MAGA: Make Argentina Great Again?
On October 9, 2025, U.S. President Donald Trump and Treasury Secretary Scott Bessent authorized a 20 billion-dollar currency swap with the Central Bank of the Argentine Republic. In addition, Bessent has announced plans to secure another 20 billion dollars in funding from “private banks and sovereign wealth funds.” The first 20 billion USD will be exchanged for 20 billion Argentine pesos, aimed at flooding the Argentine Central Bank with liquid reserves and promising stability to investors. Economic instability in Argentina has been a consistent issue for decades; the country struggles with high deficits, high inflation, and high poverty levels. In Argentina, both pesos and U.S. dollars are widely used, and as demand for the peso declines with more investors losing confidence in its stability, it continues to depreciate against the dollar. At the same time, Argentina is facing a shortage of dollars, which in turn has severe consequences: the country might struggle to pay its debt, and a lack of dollars might undermine the confidence of the peso as well, increasing the demand for dollars and creating a vicious cycle of currency depreciation. This currency swap provides banks with the reserves they need to operate and signals to the international community that the U.S., an economic superpower, has confidence in Argentina’s economy.

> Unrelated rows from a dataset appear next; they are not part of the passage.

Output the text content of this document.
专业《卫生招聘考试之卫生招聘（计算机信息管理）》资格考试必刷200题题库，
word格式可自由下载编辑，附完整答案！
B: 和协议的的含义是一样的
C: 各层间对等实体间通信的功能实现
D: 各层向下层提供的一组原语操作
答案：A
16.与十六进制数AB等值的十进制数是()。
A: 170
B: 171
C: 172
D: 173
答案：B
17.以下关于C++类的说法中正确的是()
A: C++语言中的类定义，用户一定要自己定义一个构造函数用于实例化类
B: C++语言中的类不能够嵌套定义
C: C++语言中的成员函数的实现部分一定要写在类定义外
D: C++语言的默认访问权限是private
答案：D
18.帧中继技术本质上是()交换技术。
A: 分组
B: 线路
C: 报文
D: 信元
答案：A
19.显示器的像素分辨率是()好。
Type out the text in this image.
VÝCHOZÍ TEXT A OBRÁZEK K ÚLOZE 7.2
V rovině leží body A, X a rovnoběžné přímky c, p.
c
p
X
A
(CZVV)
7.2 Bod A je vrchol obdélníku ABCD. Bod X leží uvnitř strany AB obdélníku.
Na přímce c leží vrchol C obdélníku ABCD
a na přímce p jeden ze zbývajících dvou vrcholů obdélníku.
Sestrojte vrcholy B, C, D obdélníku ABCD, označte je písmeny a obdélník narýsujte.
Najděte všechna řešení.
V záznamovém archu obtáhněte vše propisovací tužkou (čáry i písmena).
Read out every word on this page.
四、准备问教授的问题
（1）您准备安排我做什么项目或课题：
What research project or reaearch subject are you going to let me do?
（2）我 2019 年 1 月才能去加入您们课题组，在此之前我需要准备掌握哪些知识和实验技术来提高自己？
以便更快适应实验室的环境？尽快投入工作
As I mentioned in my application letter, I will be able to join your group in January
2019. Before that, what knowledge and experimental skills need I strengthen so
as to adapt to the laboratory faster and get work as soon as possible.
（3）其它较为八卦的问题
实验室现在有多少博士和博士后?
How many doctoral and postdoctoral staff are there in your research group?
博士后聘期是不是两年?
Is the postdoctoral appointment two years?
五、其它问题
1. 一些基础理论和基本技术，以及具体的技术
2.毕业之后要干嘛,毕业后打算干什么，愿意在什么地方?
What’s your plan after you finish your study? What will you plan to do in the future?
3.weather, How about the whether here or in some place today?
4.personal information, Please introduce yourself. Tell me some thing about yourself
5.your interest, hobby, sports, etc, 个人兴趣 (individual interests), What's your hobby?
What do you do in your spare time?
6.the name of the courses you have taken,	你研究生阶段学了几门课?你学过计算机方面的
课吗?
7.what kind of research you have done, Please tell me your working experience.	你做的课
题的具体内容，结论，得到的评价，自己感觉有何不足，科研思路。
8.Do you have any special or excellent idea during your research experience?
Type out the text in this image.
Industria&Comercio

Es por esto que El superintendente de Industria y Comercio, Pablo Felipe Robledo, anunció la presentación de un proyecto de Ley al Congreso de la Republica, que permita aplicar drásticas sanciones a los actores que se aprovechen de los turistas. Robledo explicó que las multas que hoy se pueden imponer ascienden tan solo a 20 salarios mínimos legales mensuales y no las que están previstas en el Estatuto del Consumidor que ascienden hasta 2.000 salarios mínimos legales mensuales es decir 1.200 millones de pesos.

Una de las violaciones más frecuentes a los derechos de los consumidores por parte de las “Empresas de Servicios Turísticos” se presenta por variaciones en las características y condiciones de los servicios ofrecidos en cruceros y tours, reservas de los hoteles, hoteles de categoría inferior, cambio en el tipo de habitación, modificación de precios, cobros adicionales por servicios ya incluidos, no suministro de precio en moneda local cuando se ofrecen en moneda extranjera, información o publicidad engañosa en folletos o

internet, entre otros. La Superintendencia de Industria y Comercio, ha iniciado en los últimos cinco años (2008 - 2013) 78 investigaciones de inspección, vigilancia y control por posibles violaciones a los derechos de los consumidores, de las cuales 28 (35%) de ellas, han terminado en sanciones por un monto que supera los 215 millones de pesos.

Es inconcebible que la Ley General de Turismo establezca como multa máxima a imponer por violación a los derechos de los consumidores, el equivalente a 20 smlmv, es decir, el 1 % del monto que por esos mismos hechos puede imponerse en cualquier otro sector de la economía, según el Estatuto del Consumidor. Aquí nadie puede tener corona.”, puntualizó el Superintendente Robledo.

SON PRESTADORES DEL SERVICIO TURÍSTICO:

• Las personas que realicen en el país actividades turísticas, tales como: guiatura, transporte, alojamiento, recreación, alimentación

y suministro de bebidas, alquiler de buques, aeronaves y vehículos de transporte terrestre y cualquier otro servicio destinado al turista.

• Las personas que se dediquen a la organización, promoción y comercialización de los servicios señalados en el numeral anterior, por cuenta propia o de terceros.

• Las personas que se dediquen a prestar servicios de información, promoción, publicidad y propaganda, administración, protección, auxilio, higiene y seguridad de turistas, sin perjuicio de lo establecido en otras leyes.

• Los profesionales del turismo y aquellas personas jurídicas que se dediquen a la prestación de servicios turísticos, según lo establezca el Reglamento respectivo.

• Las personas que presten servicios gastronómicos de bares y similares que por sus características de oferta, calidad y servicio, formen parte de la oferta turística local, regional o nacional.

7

This currency swap has been criticized as a “bailout from default” for Argentina, controversial because the U.S. would incur a severe financial loss if the peso were to depreciate further. This year alone, the peso dropped 30 percent, but is also extremely volatile, sensitive to fluctuations in the world economy.
The U.S.’s interest in helping Argentina stems from its president, Javier Milei, a conservative libertarian with a close bond to President Trump, who has repeatedly said that Milei is his “favorite president.” Trump had said that the U.S.’s support was largely dependent on Milei’s party’s success in the 2025 midterm elections, quoted saying that “if [Milei] loses,” the U.S. is “not going to be generous with Argentina.”
Milei was first elected in 2023 and ran on a platform of creating a “new Argentina.” He was originally a political commentator, financial analyst, and economic advisor to several politicians and businesspeople. Milei’s slogan “there is no money,” emphasized his campaign goals of labor reform through austerity measures, such as dollarizing the economy, significant budget cuts, and the privatization of state-run industries. This past October, Argentina held midterm elections. Though not up for reelection himself, these elections were largely seen as a way to measure public opinion on Milei’s first two years in office. His party, La Libertad Avanza, won big. La Libertad Avanza scored 40 percent of the vote compared to 30 percent won by its political opponents, the left-leaning populist Peronist Party. Together with its allied blocs, the conservative party holds around 100 seats in the Chamber of Deputies (lower house). With this increasing support in both bodies of the legislature, Milei will be able to more rapidly pass his reforms to cut down on government spending.
Many across the global community argue that the primary motivation of the currency swap was to support Trump’s ideological ally in a strategic regional position, and not to help stabilize Argentina’s economy in the long term. Scott Bessent called the deal an “economic Monroe Doctrine,” and said that they “do not want another failed or China-led state in Latin America.” According to Monica De Bolle, a Georgetown professor and senior fellow at the Peterson Institute for International Economics, China has been playing an increasingly important role in Latin America, becoming a top trading partner and major source of foreign investment. She argues that “the U.S. administration has realized that it has lost ground to China in the region, and hence, the Argentina bailout or the Argentina package comes at a moment where it places the U.S. in a situation where it can actually confront China in the region. And it is very much that rationale that drives this 20 billion package.” Bessent and De Bolle’s words echo many of the policies pursued by the U.S. government when the Cold War played out in Latin America. The U.S. has a long and continuous history of intervening directly and covertly in the region, and although the currency swap is not a military strategy, it does continue to spread U.S. influence, using “soft power” techniques and economic policy.
Amid growing U.S. influence in Latin America, particularly in Argentina and in the Caribbean off the coast of Venezuela, where the U.S. is building up a military presence and has been striking at “drug boats,” Scott Bessent’s words about the currency swap may point towards a new era of American intervention in Latin America. Trump has always touted the slogan, “America First,” but is this a sign of something else? Is this a new era of American interference in Latin America?